Emilia-Romagna qualifies as an international Data Valley, boasting the world’s best supercomputers, cutting-edge data centers, and a large ‘big data’ community>>. This is the statement from the regional government of Emilia-Romagna. Equipped with Leonardo, one of the world’s most powerful supercomputers, Bologna is the epicenter of the Valley. Big Data is a vast collection of data sets. In addition to their large volumes, they are characterized by their speed and variety of sources and nature. Drawing on millions of interactions, experiments can be conducted, and maps can be considered nearly perfect. “We will finally have highly reliable maps of the economy,” say the Dataists, advocates of economics as a data science. What happened in 2008, the annus horribilis of the global financial crisis, will never be repeated. During a visit to the London School of Economics, Queen Elizabeth asked economists how it was possible that none of them had noticed the crisis was coming. By relying on frameworks drawn from the quantitative analysis of economic problems, with extensive application of mathematical and statistical techniques, those economists believed they had done the right thing. This was their response to Elizabeth. The fact is that real-world situations are so complex that they require creative thinking. When we move from data analysis to their practical application, which involves social and ethical factors, nuanced opinions replace the peremptory judgments derived from statistical methods and mathematical models. We are grappling with the vision of economics as a creative activity comparable to art. Michael Kitson, professor of International Macroeconomics at Cambridge Judge Business School, argues that imagination is absent in modern economics, a lack that will persist until economics transcends the confines of mathematics. Economists should be more cautious in their approach, recognizing that the complexity of human behavior cannot be fully captured and explained by algorithms or mathematical proofs.
It’s been 18 years since economics students in the UK launched a campaign for radical innovation in economics studies.
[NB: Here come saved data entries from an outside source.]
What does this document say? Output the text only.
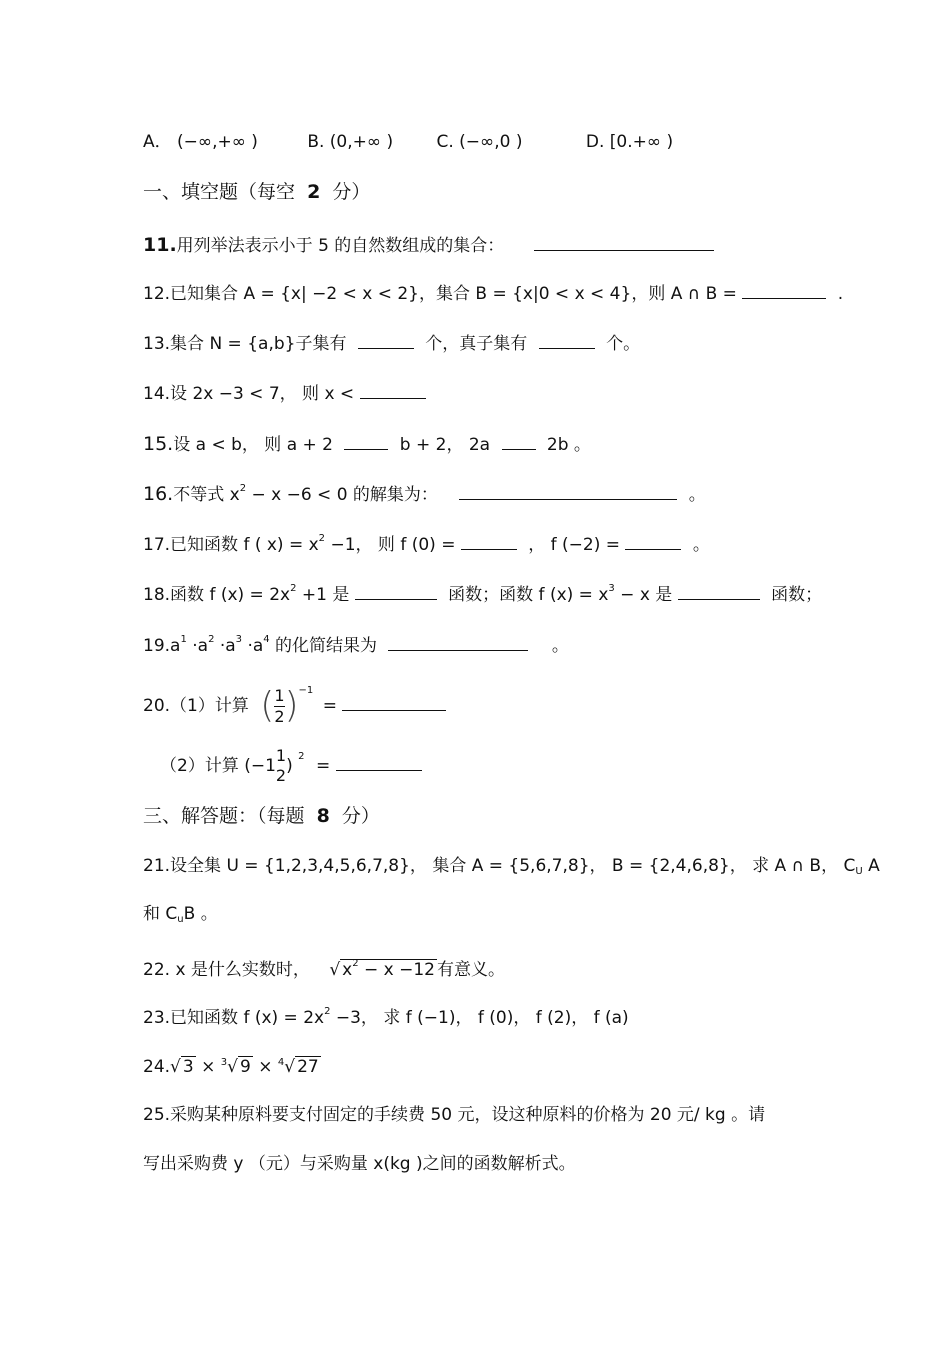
A． (−∞,+∞ )	B. (0,+∞ )	C. (−∞,0 )	D. [0.+∞ )
一、填空题（每空 2 分）
11.用列举法表示小于 5 的自然数组成的集合：
12.已知集合 A = {x| −2 < x < 2}，集合 B = {x|0 < x < 4}，则 A ∩ B =	.
13.集合 N = {a,b}子集有	个，真子集有	个。
14.设 2x −3 < 7， 则 x <
15.设 a < b， 则 a + 2	b + 2， 2a	2b 。
16.不等式 $x^2 - x -6 < 0$ 的解集为：	。
17.已知函数 f ( $x) = x^2 -1$， 则 f (0) =	， f (−2) =	。
18.函数 f $(x) = 2x^2 +1$ 是	函数；函数 f $(x) = x^3 - x$ 是	函数；
$19.a^1 \cdot a^2 \cdot a^3 \cdot a^4$ 的化简结果为	。
20.（1）计算 ( $\frac{1}{2} )^{-1}$ =
（2）计算 (−1
1
2 ) $^2$ =
三、解答题：（每题 8 分）
21.设全集 U = {1,2,3,4,5,6,7,8}， 集合 A = {5,6,7,8}， B = {2,4,6,8}， 求 A ∩ B， $C_U$ A
和 $C_uB$ 。
22. x 是什么实数时， √ $x^2 - x -12$ 有意义。
23.已知函数 f $(x) = 2x^2 -3$， 求 f (−1)， f (0)， f (2)， f (a)
24.√ 3 × $^3$√ 9 × $^4$√ 27
25.采购某种原料要支付固定的手续费 50 元，设这种原料的价格为 20 元/ kg 。请
写出采购费 y （元）与采购量 x(kg )之间的函数解析式。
Their manifesto, “Rethinking Economics,” states that the climate crisis and socio-ecological issues are largely absent from economics curricula. Furthermore, economic history and the potential implosion of markets are not taught. The most highly regarded universities often perform the worst in preparing students for the real world. By telling fairy tales, they create the preconditions for the failure of future economists. This state of affairs was recently denounced in the Financial Times by Ha-Joon Chang, research professor in the Department of Economics at SOAS (School of Oriental and African Studies), University of London: <<The dominance of neoclassical economics in our university curricula has created a world where we are told there is no alternative — only technical adjustments to a system that is fundamentally fair, rational and efficient. But this is fiction. Economics today resembles Catholic theology in medieval Europe: a rigid doctrine guarded by a modern priesthood who claims to possess the sole truth. Dissenters are shunned. Non-economists are told to “think like an economist” or not think at all. This is not education. It’s indoctrination>>.
In the greenery of Data Valley, we would love to meet people who, like those in the classical economics era, between the late 18th century and the second half of the 19th century, pay attention to history, philosophy, psychology, and sociology. Among them are not only academic economists but also politicians who deal with economic issues, entrepreneurs, and business consultants. Even today, the many who remain trapped in the idea that individuals and businesses engage in predictable behavior aimed at maximizing income or profits would do well to borrow the thinking of English economist Alfred Marshall, professor at Cambridge University from 1885 to 1908. In his opinion, Kitson recalls, “mathematics should be used as a shorthand language rather than as a research tool.” Between wars and tariffs, faced with such unpredictability that marks the current era of profound change in the previous order, economics needs to be rethought.